A graph transformer-based approach for drug-target interaction prediction.
pip install -r requirements.txt
Under transductive setting, please run the code
python preprocess_transductive_setting.py
Under drug inductive setting, please run the code
python preprocess_drug_inductive_setting.py
Under drug-protein inductive setting, please run the code
python preprocess_drug_protein_inductive_setting.py
Using the Davis dataset under transductive setting as an example, the preprocessing might output the following log
Train in Davis
proteins load finished
data shuffle
10157 2540 12696
10157 finished
2540 finished
12696 finished
train dataset finished
valid dataset finished
test dataset finished
10157 2540 12696
The logs show that under the current random seed, the training set, validation set and test set include 10157, 2540 and 12696 drug-protein pairs, respectively.
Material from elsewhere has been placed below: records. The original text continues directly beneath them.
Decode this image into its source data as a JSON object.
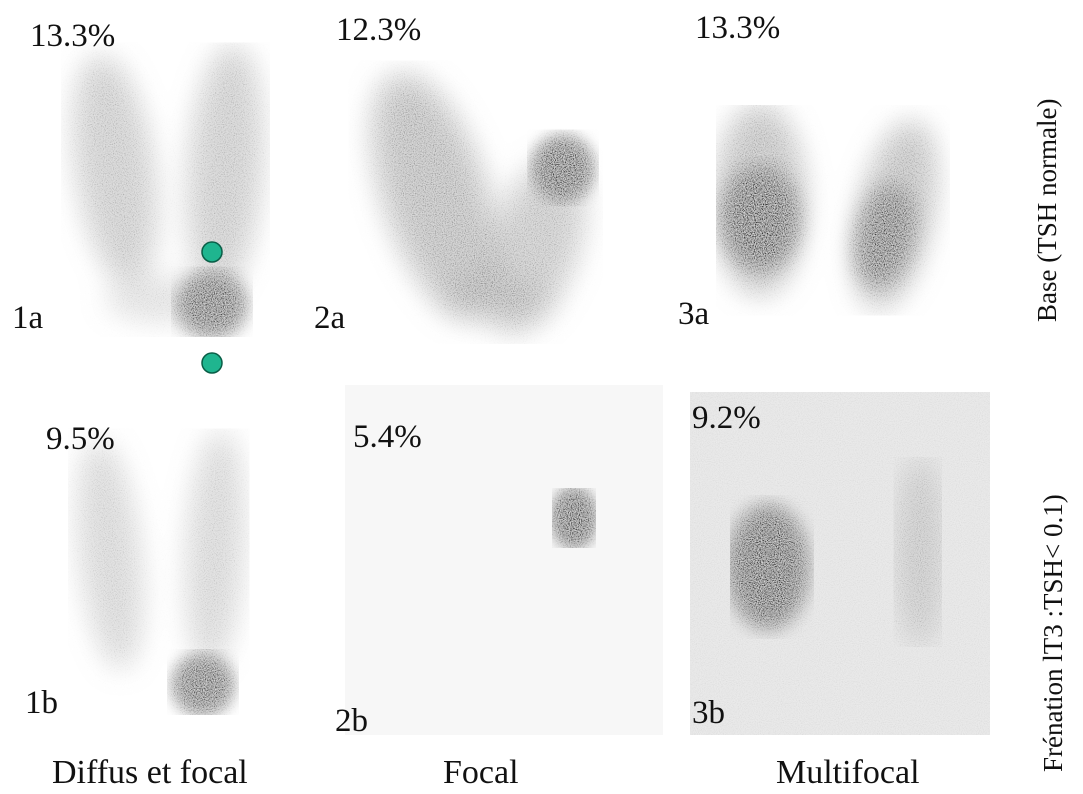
{
  "row_labels": {
    "top": "Base (TSH normale)",
    "bottom": "Frénation lT3 :TSH< 0.1)"
  },
  "column_labels": [
    "Diffus et focal",
    "Focal",
    "Multifocal"
  ],
  "panels": [
    {
      "id": "1a",
      "label": "1a",
      "uptake": "13.3%"
    },
    {
      "id": "2a",
      "label": "2a",
      "uptake": "12.3%"
    },
    {
      "id": "3a",
      "label": "3a",
      "uptake": "13.3%"
    },
    {
      "id": "1b",
      "label": "1b",
      "uptake": "9.5%"
    },
    {
      "id": "2b",
      "label": "2b",
      "uptake": "5.4%"
    },
    {
      "id": "3b",
      "label": "3b",
      "uptake": "9.2%"
    }
  ],
  "colors": {
    "marker": "#1fb58f",
    "marker_outline": "#0a5e47",
    "tracer": "#000000"
  },
  "marker_count": 2
}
The pre-processing result is stored in ./molecule_data/Davis_transductive_setting_SEED.pkl.
Under transductive setting, please run the code
python main_transductive_setting.py
Under drug inductive setting, please run the code
python main_drug_inductive_setting.py
Under drug-protein inductive setting, please run the code
python main_drug_protein_inductive_setting.py
We will continue to use the Davis dataset under transductive setting as an example, using ./protein_data/Davis.txt and the preprocessed output pkl file as inputs for model training and prediction. During the process, logs may be output as follows:
Train in Davis
proteins load finished
data shuffle
10157 2540 12696
train, val, test sizes : 10157 2540 12696
molecules load finished
Training...
The stable model's results:...
The log output includes the results of the validation set after each epoch and the final test set results, which are stored in ./Davis_transductive_setting folder.